Anyway on to the challenge. Sketchy, from Sketchy's Kitchen set us a challenge to recreate a dish from Grant Achatz, found in the Alinea cookbook - page 230. This dish looks very obscure and strange to start with and before this the only chef I'd really come across doing such things was Heston Blumenthal who has recently done a couple of wonderful and very mad programs on british TV.
The dish is basically fish pouched in butter served on beans and slices of banana. Sounds pretty basic so far doesn't it ! However then you add multiple powders, dried and ground up ingredients, things that would normally be put in a sauce to go with the fish. Many people were very thrown by this part but taking a deep breath I looked at it and realised that while there was a bunch of prep none of it was hard in and of itself. As it happened I had just started experimenting with drying and indeed grinding things to powder just a few days earlier and had just done some lemon peal which turned out to be one fo the ingredients.

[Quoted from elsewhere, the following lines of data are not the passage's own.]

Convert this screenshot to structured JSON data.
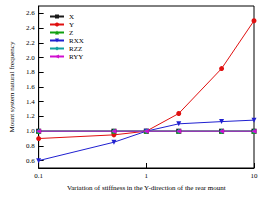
{
  "chart_data": {
    "type": "line",
    "x_label": "Variation of stiffness in the Y-direction of the rear mount",
    "y_label": "Mount system natural frequency",
    "log": "x",
    "legend": "top-left",
    "xlim": [
      0.1,
      10
    ],
    "xticks": [
      0.1,
      1,
      10
    ],
    "ylim": [
      0.5,
      2.7
    ],
    "yticks": [
      0.6,
      0.8,
      {
        "value": 1,
        "label": "1.0"
      },
      1.2,
      1.4,
      1.6,
      1.8,
      {
        "value": 2,
        "label": "2.0"
      },
      2.2,
      2.4,
      2.6
    ],
    "x": [
      0.1,
      0.5,
      1,
      2,
      5,
      10
    ],
    "series": [
      {
        "name": "X",
        "color": "#1a1a1a",
        "marker": "square",
        "values": [
          1.0,
          1.0,
          1.0,
          1.0,
          1.0,
          1.0
        ]
      },
      {
        "name": "Y",
        "color": "#e01010",
        "marker": "circle",
        "values": [
          0.9,
          0.95,
          1.0,
          1.24,
          1.85,
          2.5
        ]
      },
      {
        "name": "Z",
        "color": "#10a010",
        "marker": "triangle",
        "values": [
          1.0,
          1.0,
          1.0,
          1.0,
          1.0,
          1.0
        ]
      },
      {
        "name": "RXX",
        "color": "#2020d0",
        "marker": "triangle_down",
        "values": [
          0.6,
          0.85,
          1.0,
          1.1,
          1.13,
          1.15
        ]
      },
      {
        "name": "RZZ",
        "color": "#10a0a0",
        "marker": "diamond",
        "values": [
          1.0,
          1.0,
          1.0,
          1.0,
          1.0,
          1.0
        ]
      },
      {
        "name": "RYY",
        "color": "#d010d0",
        "marker": "triangle_left",
        "values": [
          1.0,
          1.0,
          1.0,
          1.0,
          1.0,
          1.0
        ]
      }
    ]
  }
}
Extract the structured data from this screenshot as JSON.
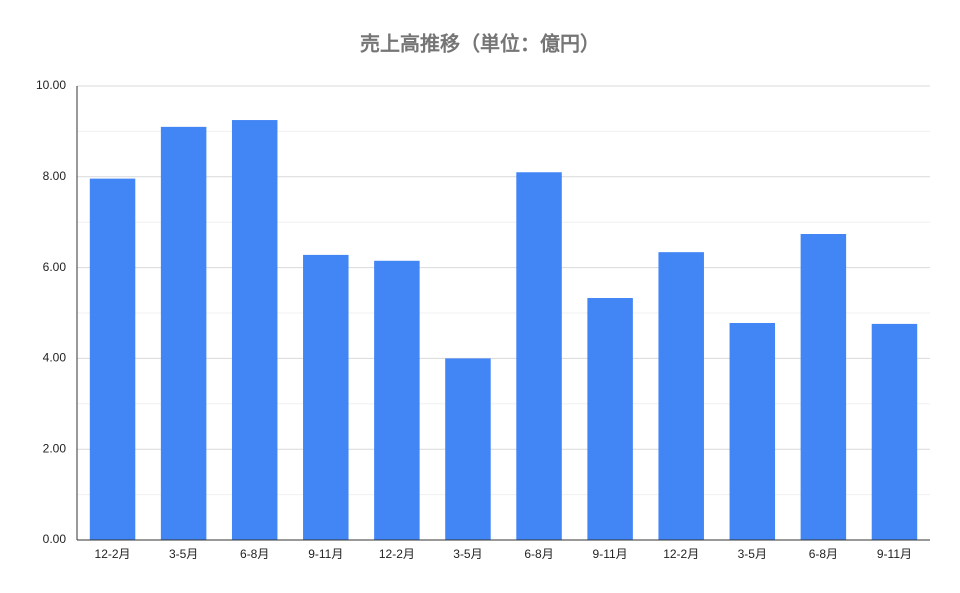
{
  "chart_data": {
    "type": "bar",
    "title": "売上高推移（単位：億円）",
    "categories": [
      "12-2月",
      "3-5月",
      "6-8月",
      "9-11月",
      "12-2月",
      "3-5月",
      "6-8月",
      "9-11月",
      "12-2月",
      "3-5月",
      "6-8月",
      "9-11月"
    ],
    "values": [
      7.96,
      9.1,
      9.25,
      6.28,
      6.15,
      4.0,
      8.1,
      5.33,
      6.34,
      4.78,
      6.74,
      4.76
    ],
    "color": "#4285f4",
    "ylim": [
      0,
      10
    ],
    "yticks": [
      {
        "value": 0,
        "label": "0.00"
      },
      {
        "value": 2,
        "label": "2.00"
      },
      {
        "value": 4,
        "label": "4.00"
      },
      {
        "value": 6,
        "label": "6.00"
      },
      {
        "value": 8,
        "label": "8.00"
      },
      {
        "value": 10,
        "label": "10.00"
      }
    ],
    "minor_yticks": [
      1,
      3,
      5,
      7,
      9
    ],
    "grid": true
  }
}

In the end I did 5 powders and used four of them. We were given various ways to do the drying. A dehydrator - something I'd love to own but don't. Microwave - quick but less good flavour wise on the couple I tried or the oven on a very low heat which is what I opted for on most for mine. They they were crushed in a mortar and pestle and sieved though a fine sieve.
The powders I did were
Parsley -(bottom left) Oven was slightly better than microwave but fundamentally both taste like dried grass which is pretty much the same as shop bought dried parsley
Oregano - quite bitter tasting and I didn't use it in the end, again oven better than microwave.
Lemon peel - (bottom right) just plain peel dried, the recipe called for candied peel but I had already done the plain so that is what I used. Smelt divine and tasted like sherbet.
Red Onion - (top right) Fantastic flavour, lovely pink colour. I very tempted to do more for flavouring things
Capers - (top left) Ones in vinegar, washed and dried. Another very flavoursome one.
To make up the dish the powders were piled on the plate and then swirled. The green beans were cooked in a Beurre Monte, which is basically butter emulsified with water first. The fish was also cooked the same way. The recipe stated skate but I used Pouting which is a nice and fairly cheap white fish.
Some slices of banana were placed on the plate then green beans and finally fish. It was topped with ground dried banana flakes.
So what was it like?? Funny dry powders? Actually it was amazing. Not at all dry, partly due to the butter things were cooked in. The powders exploded flavour, well part from the parsley but even that added colour. All together the flavours worked fabulously and it got a very good reception from Tom, once he got over the fish bone he is jinked to find however hard I try!!
I really recommend trying this it is worth the faff of making the powders and they in themselves are an interesting experiment.